Monday, February 05, 2007

Uncle Tom's Cabin

1852: Uncle Tom's Cabin
Authored by Harriet Beecher Stowe a white abolitionist, is the first major American novel to feature an African American hero and become one of the most influential works to stir anti-slavery sentiments by shedding light on the horrors of slavery.
In her story, even kind Southern whites who care about slaves suffer the ill effects of being slave owners. The presence of slavery corrupts their ability to work as a family, What Stowe wants her white readers to see is that there can't be harmoniously good, white slaveholding families. There isn't a way of making slavery and Christianity compatible. It just doesn't work.
It's 2007 and people are still trying to make oppression and Christianity work. How ridiculous it was then, is how ridiculous it is now.

Uncle Tom's Cabin was the best selling novel of the century, with the bible holding steady at number one.
The book, with its dramatic storytelling, no-holds-barred discussions of the hot-button issue of the day, and heart-rending conclusion, was an instant bestseller. By year's end, it had sold an astonishing 1.5 million copies worldwide.

The novel had "a great impact on people's notions of the evils of slavery," says Thomas Gosset, author of "Uncle Tom's Cabin and American Culture." Many Northern soldiers in the Civil War had read it, he says. When Abraham Lincoln met Stowe at the White House in 1862, according to Stowe's daughter, he said, "So this is the little lady who wrote the big book that made this great war." Much later, writer Langston Hughes would call "Uncle Tom's Cabin" America's "first protest novel."

Uncle Tom goes to the circus.
But its fame and success was also the start of trouble for the image of Uncle Tom. The novel was made into a number of highly successful theatrical shows. Stowe held no copyright to prevent stage adaptations, which were done without her approval and without compensation. At one point, nearly 500 "Tom companies" were performing around the country, including one by showman P.T. Barnum. These shows removed some characters in the book, enlarged the roles of others, and added song and dance, even comedy, to conform the story to the elements popular in the minstrel shows of the day.
The story was "seized by popular culture, and people ran away with it and basically did what they wanted to with it," says Kathleen Hulser, curator of a new exhibition, "Reading Uncle Tom's Image: a Reconsideration of Harriet Beecher Stowe's 150-Year-Old Character and His Legacy". "The Uncle Tom that we know as an insult – as an old man who is meek, submissive, doesn't stick up for himself, desexualized – that really isn't who the person is in the novel. It's who he became on stage."

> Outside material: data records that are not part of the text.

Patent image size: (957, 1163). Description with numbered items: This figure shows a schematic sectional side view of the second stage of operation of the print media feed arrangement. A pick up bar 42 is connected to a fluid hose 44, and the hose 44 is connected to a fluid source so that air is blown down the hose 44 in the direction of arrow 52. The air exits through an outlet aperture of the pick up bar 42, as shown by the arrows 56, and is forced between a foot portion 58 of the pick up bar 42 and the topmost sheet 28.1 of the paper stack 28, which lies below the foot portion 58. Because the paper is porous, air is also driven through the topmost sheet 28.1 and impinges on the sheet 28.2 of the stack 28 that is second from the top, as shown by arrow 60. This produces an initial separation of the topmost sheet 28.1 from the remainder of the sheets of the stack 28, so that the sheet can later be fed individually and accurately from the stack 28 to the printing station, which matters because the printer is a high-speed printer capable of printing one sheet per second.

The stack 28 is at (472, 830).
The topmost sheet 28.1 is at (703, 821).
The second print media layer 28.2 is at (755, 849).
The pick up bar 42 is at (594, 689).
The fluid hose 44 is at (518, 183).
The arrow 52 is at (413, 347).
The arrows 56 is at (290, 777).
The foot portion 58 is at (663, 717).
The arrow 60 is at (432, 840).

Note: Uncle Tom became the insulting nickname for a wussie black person whose behavior is subservient and over accommodating especially toward whites. A Tom also refers to those Blacks with political views considered to be anti-black.

These shows, usually played in blackface by white actors, lingered well into the 20th century. But by the 1930s, blacks began to gain the ear of white Americans with word that this version of Uncle Tom was not appreciated. Nevertheless, the meaning had stuck. By the 1960's, Uncle Tom had gone from being simply weak to being a "race traitor".

The Uncle Tom of the novel is a young and strong slave in the pre-Civil War South, a father of three young children who chooses, out of his Christian convictions, martyrdom over violence to deal with his oppressors.
At the end of the novel, Uncle Tom sacrifices his life to protect others. He dies because he won't reveal to [his master] Simon Legree the presence of two female slaves who have been sexually exploited by Legree.
It remains controversial. However, on college campuses today, Uncle Tom's Cabin appears to have won an enduring place in the study of popular historical images of blacks.

The 150th anniversary examination of this novel showed that the story of "Uncle Tom" and the book that introduced him to Americans is much more complex than a simple story of a racial insult. Despite its flaws, Uncle Tom's Cabin presents the most broad, warm, fully developed cast of black people who had ever been in a novel in the United States.
This novel played an important part in stirring the conscience of America toward anti-slavery. We don't want to forget that.